JAKARTA, BisnisMarket.com - Di tengah persaingan industri teknologi yang semakin ketat dan perkembangan kecerdasan buatan yang melesat cepat, satu nama kembali menjadi pusat perhatian dunia bisnis: Lenovo Group Ltd. Perusahaan asal Tiongkok ini baru saja mencatatkan langkah strategis yang berani dan brilian, yang tidak hanya memperkuat posisi keuangannya, tetapi juga mengirimkan sinyal kuat kepada pasar tentang ambisi besarnya ke depan. Bagaimana langkah ini bisa mengubah arah perjalanan raksasa teknologi ini? Mari kita telusuri lebih dalam.

Dana Segar Rp35,58 Triliun: Hasil Kepercayaan Tinggi Investor

Dilansir dari Bloomberg Technoz diakses pada 18 Juni 2026, Lenovo sukses menggalang dana segar senilai US$2 miliar atau setara Rp35,58 triliun melalui penjualan obligasi konversi dengan jangka waktu tujuh tahun, yang akan jatuh tempo pada tahun 2033. Instrumen ini merupakan obligasi tanpa kupon dengan premi konversi mencapai 47,5 persen terhadap harga penutupan saham, berada di kisaran target awal yang ditetapkan perusahaan sebesar 40 persen hingga 50 persen.

“Para investor menunjukkan minat yang melebihi alokasi yang tersedia hingga beberapa kali lipat,” ungkap sumber yang mengetahui proses transaksi tersebut. Lebih dari 160 perusahaan dan lembaga berpartisipasi, di mana 10 investor terbesar menyerap sekitar setengah dari total nilai penerbitan. Kepercayaan tinggi ini bukanlah kebetulan; ini adalah bukti nyata keyakinan pasar terhadap kinerja dan prospek Lenovo, terutama seiring pertumbuhan pesat bisnis kecerdasan buatannya.
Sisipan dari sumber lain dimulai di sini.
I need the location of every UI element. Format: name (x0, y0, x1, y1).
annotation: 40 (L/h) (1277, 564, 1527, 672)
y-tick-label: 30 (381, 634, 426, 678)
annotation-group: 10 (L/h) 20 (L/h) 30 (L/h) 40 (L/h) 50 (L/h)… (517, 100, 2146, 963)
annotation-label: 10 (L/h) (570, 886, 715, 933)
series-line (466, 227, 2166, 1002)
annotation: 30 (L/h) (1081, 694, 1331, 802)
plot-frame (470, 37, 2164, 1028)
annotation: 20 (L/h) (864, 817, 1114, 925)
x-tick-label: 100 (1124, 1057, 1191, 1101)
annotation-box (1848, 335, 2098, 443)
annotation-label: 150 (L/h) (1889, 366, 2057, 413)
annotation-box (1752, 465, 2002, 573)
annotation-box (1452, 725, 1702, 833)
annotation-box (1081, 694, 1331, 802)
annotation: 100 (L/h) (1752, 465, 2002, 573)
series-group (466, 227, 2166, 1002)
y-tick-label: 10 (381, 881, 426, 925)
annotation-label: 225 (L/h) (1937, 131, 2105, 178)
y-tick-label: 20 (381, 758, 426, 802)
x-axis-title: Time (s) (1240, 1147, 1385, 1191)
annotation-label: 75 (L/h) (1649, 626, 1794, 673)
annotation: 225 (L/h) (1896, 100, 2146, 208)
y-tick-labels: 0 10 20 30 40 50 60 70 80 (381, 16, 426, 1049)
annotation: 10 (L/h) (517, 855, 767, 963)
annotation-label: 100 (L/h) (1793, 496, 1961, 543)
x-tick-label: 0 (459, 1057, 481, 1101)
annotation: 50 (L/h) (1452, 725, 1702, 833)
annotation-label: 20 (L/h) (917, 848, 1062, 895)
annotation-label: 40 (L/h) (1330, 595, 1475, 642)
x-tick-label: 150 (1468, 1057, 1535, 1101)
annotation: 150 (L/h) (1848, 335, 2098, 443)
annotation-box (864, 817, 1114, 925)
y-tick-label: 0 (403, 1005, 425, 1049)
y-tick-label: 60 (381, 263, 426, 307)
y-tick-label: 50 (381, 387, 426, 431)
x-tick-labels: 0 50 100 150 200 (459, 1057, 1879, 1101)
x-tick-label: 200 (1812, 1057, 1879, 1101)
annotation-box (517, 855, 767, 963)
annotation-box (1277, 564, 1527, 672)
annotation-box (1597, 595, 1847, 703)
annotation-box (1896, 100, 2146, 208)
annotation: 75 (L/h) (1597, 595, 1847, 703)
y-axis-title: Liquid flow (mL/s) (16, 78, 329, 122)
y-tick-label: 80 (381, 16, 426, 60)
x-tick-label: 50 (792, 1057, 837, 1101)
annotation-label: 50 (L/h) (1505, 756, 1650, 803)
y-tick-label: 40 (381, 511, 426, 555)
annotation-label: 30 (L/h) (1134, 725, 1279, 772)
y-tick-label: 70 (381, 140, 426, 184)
Transaksi ini juga menjadi penerbitan obligasi konversi kedua Lenovo dalam dua tahun terakhir, menyusul langkah serupa pada 2024 saat perusahaan bekerja sama dengan dana investasi milik Pemerintah Arab Saudi. Didukung oleh posisinya sebagai pemain utama di pasar teknologi dan server AI, saham Lenovo di Bursa Efek Hong Kong tercatat melonjak 165 persen sepanjang tahun 2026 yang menjadikannya saham dengan kinerja terbaik dalam Indeks Hang Seng China Enterprises, dengan nilai pasar yang kini menyentuh angka US$39 miliar.

Penggunaan Dana: Dua Tujuan Strategis Penuh Perhitungan

Banyak pihak bertanya-tanya, untuk apa dana raksasa sebesar itu akan digunakan? Lenovo telah merumuskan rencana yang sangat terukur dan menguntungkan bagi pemegang saham. Dana tersebut akan dialokasikan untuk dua hal utama: melakukan pembiayaan kembali atau refinancing utang yang sudah ada, serta membiayai program pembelian kembali saham atau buyback.

Dilansir dari Bloomberg Technoz diakses pada 18 Juni 2026, “Lenovo berencana menggunakan dana tersebut untuk refinancing utang yang ada dan membiayai pembelian kembali atau buy back saham.” Langkah ini sangat cerdas secara ekonomi. Melalui refinancing, perusahaan dapat menyesuaikan beban utang dengan suku bunga yang lebih menguntungkan dan struktur jatuh tempo yang lebih aman, sehingga mengurangi risiko keuangan jangka panjang. Sementara itu, program buyback saham merupakan sinyal positif yang kuat: manajemen meyakini bahwa nilai saham perusahaan masih memiliki ruang pertumbuhan yang besar, dan langkah ini akan meningkatkan nilai kepemilikan bagi para pemegang saham yang setia.

Sebagai bagian dari transaksi ini, Lenovo juga menetapkan harga pembelian kembali obligasi konversi yang diterbitkan pada 2029 sebesar 293,2 persen dari nilai pokoknya, serta memberikan opsi bagi investor untuk menjual kembali obligasi mereka setelah empat tahun. Seluruh proses ini didampingi oleh lembaga keuangan kelas dunia seperti JPMorgan Chase & Co., HSBC Holdings Plc, BNP Paribas SA, dan DBS Group Holdings Ltd. sebagai penata transaksi.